Чтобы регламентировать частную торговлю, большевики действовали быстро. В конце лета 1921 года были введены патенты и налоги на коммерческую деятельность, в 1922 году — налоги на доходы и пятиуровневая патентная система, а с 1 января 1923 года новый Гражданский кодекс РСФСР заложил правовую базу для рыночной экономики. Этот кодекс подтверждал государственную монополию на внешнюю торговлю и систематизировал серию имущественных прав, в том числе права на такие неосязаемые товары, как торговые знаки и патенты. В нём также были установлены принципы договорного права, обозначены принципы честной деловой практики и перечислены условия легального обмена. Владельцам имущества разрешалось продавать практически всё, кроме тех категорий товаров, реализация которых, как правило, регулируется в современных государствах (наркотики, взрывчатые вещества, огнестрельное оружие и военные технологии). Что касается субъектов права, участвующих в обменных операциях, вовлечение в торговлю было запрещено только военным, государственным служащим и представителям правительственных органов снабжения. Согласно некоторым мнениям, официальное учреждение процедур обмена в качестве гражданских прав, должно быть, усилило уверенность граждан в том, что большевики приняли НЭП «всерьёз и надолго».

[Сборник: НЭП]

Вразрез с правовой терминологией Гражданского кодекса пробольшевистские публицисты, экономические аналитики и политики предпочитали дискурс, сосредоточенный на эффективности. Для них торговцы имели права только в той мере, в которой были «полезны» для общества. Такая логика имела последствия для государственной политики, которая пыталась направить деятельность частных предприятий в продуктивное русло.

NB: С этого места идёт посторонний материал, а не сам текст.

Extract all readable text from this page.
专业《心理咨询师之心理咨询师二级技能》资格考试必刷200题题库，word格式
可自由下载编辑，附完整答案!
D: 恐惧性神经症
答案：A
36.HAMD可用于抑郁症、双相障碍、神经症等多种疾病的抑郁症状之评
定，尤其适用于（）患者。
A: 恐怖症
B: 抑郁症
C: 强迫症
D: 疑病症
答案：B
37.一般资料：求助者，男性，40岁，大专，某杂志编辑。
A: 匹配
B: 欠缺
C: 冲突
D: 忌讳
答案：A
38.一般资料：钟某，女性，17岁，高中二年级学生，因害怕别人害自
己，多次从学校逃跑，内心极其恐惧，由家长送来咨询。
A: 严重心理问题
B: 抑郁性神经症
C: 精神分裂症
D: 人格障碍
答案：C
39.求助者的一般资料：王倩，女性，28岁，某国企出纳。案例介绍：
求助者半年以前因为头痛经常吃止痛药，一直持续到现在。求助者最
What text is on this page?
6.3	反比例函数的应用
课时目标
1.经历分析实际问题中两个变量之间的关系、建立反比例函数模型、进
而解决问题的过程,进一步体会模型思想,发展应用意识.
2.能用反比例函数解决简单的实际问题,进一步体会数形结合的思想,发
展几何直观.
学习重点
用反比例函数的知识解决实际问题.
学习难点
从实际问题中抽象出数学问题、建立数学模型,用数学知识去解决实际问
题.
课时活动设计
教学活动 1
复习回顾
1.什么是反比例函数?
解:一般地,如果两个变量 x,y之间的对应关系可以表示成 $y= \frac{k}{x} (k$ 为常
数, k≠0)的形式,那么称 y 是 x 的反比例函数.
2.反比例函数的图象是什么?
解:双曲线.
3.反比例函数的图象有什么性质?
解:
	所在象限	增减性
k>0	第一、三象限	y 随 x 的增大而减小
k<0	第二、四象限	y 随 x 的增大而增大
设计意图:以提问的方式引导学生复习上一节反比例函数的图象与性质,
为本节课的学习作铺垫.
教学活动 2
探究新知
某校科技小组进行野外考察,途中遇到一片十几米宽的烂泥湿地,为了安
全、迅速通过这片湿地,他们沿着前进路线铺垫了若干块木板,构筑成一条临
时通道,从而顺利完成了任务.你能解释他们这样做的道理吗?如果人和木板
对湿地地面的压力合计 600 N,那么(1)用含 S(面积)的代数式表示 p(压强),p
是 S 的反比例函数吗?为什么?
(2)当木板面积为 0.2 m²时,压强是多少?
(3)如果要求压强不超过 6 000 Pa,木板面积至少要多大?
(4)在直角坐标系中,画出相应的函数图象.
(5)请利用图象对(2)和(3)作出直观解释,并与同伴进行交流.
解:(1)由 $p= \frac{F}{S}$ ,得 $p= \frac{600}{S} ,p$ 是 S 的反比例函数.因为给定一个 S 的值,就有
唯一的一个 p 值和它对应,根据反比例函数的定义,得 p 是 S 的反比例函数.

И. С. Мингулин, автор изданной в 1927 году работы о частном капитале, обозначил эту цель особенно категорично: «Наша задача — регулировать и контролировать частный капитал и его накопление; не давать ему хищнически накоплять; не давать ему работать там, где он вреден, вытеснять его с таких участков; привлекать его туда, где ему есть полезная, с нашей точки зрения, работа; наша задача в том, чтобы действительно поставить частный капитал на службу социализму».

Мингулин больше других выступал за максимальную интеграцию государственной, кооперативной и частной торговли, аргументируя это тем, что подобная взаимозависимость превратит частный сектор в форму государственного капитализма. При этом почти все современники могли бы согласиться, что через рациональную политику регулирования и использования государство могло «впрягать» частный капитал до тех пор, пока услуги торговцев больше не потребуются.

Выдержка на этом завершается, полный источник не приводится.